How news sites reported on the lengthy election: How did newsrooms handle the lengthy election cycle? WaPo reporter Marisa Lati said many focused on the “ambiguity of the race and the unsettled national mood.” Lati reported how Julie Moos, executive director of the National Press Club Journalism Institute, thought how newspapers such the Arizona Republic (“Divided Nation Waits”) had one of the strongest displays, while others newspapers stuck with cautious language and/or data maps to highlight the progress of the polls. Others, like the Atlanta Journal-Constitution, were accused of confusing American’s by using “Trump: I have Won, Biden: It’s not Over!” as a headline.

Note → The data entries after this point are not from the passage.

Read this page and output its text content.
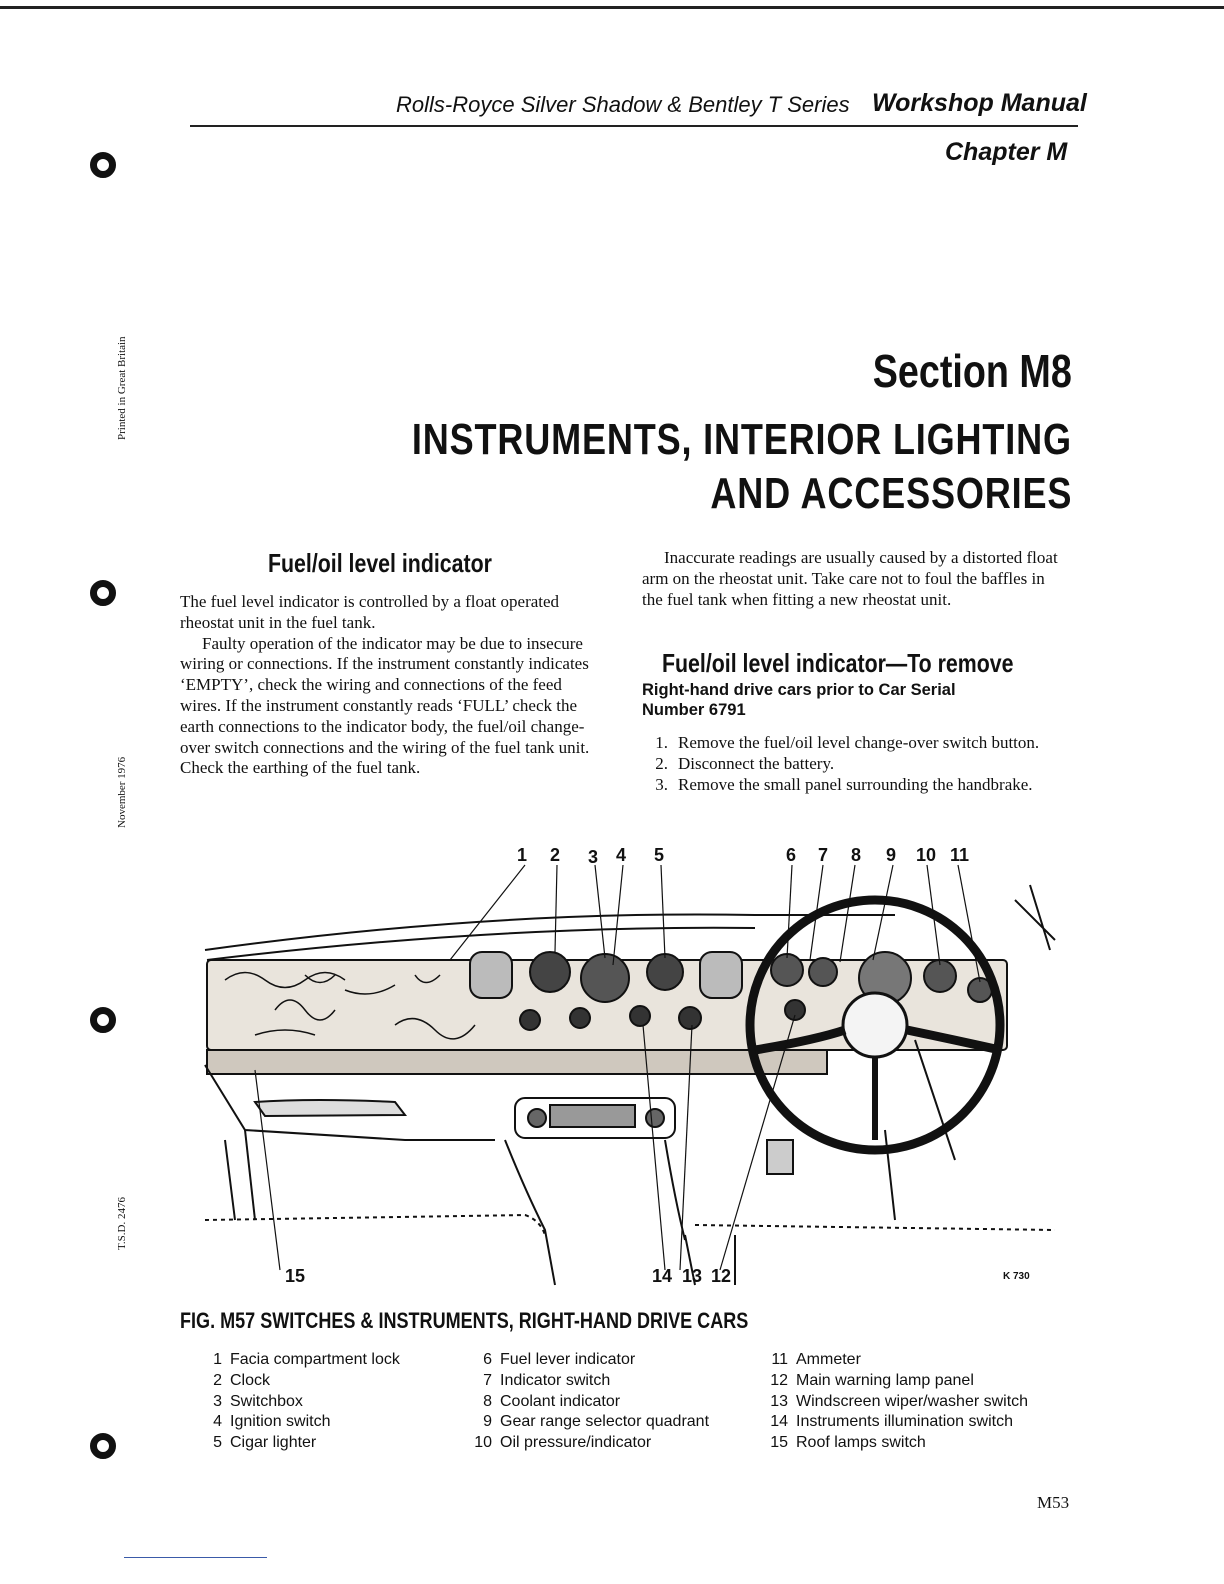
Rolls-Royce Silver Shadow & Bentley T Series Workshop Manual
Chapter M
Printed in Great Britain
November 1976
T.S.D. 2476
Section M8
INSTRUMENTS, INTERIOR LIGHTING
AND ACCESSORIES
Fuel/oil level indicator

The fuel level indicator is controlled by a float operated rheostat unit in the fuel tank.

Faulty operation of the indicator may be due to insecure wiring or connections. If the instrument constantly indicates ‘EMPTY’, check the wiring and connections of the feed wires. If the instrument constantly reads ‘FULL’ check the earth connections to the indicator body, the fuel/oil change-over switch connections and the wiring of the fuel tank unit. Check the earthing of the fuel tank.

Inaccurate readings are usually caused by a distorted float arm on the rheostat unit. Take care not to foul the baffles in the fuel tank when fitting a new rheostat unit.

Fuel/oil level indicator—To remove
Right-hand drive cars prior to Car Serial Number 6791
1. Remove the fuel/oil level change-over switch button.
2. Disconnect the battery.
3. Remove the small panel surrounding the handbrake.
1 2 3 4 5	6 7 8 9 10 11
15	14 13 12	K 730
FIG. M57 SWITCHES & INSTRUMENTS, RIGHT-HAND DRIVE CARS
1 Facia compartment lock
2 Clock
3 Switchbox
4 Ignition switch
5 Cigar lighter
6 Fuel lever indicator
7 Indicator switch
8 Coolant indicator
9 Gear range selector quadrant
10 Oil pressure/indicator
11 Ammeter
12 Main warning lamp panel
13 Windscreen wiper/washer switch
14 Instruments illumination switch
15 Roof lamps switch
M53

Media suppression in Nigeria: Reporter, Ivie Ani, reports on how Nigeria’s media suppression came to light after the country came together back in October to protest corruption and police brutality in the country, also calling for the abolition of Nigeria’s Special Anti-Robbery Squad (SARS), which soon after ended up to be known as “the Lekki Massacre” referred by Nigerian media outlets. This caused the National Broadcasting Commission (NBC), Nigeria’s media regulator, to release some guidelines that were seen as an attempt to censor media outlets reporting, creating suppression while the government was hiding vital information and details about the attacks that happened during the protest. This followed with the NBC’s penalization on the coverage of #EndSARS, alongside many media outlets being fined for trying to report on the matter which further proved the media suppression being established in Nigeria.
NYT’s soaring digital subscriptions: Fox and Trump have tied themselves together tightly. But what happens after the election? Well, Sarah Ellison and Jeremy Barr of the WaPo explain how Rupert Murdoch, whose family controls Fox News parent company, has a plan. The conservative Murdoch that Biden’s possible election will become the new topic of conversation for the news site, as he gave hope that Trump would win because of what he considers repeated “unforced errors.”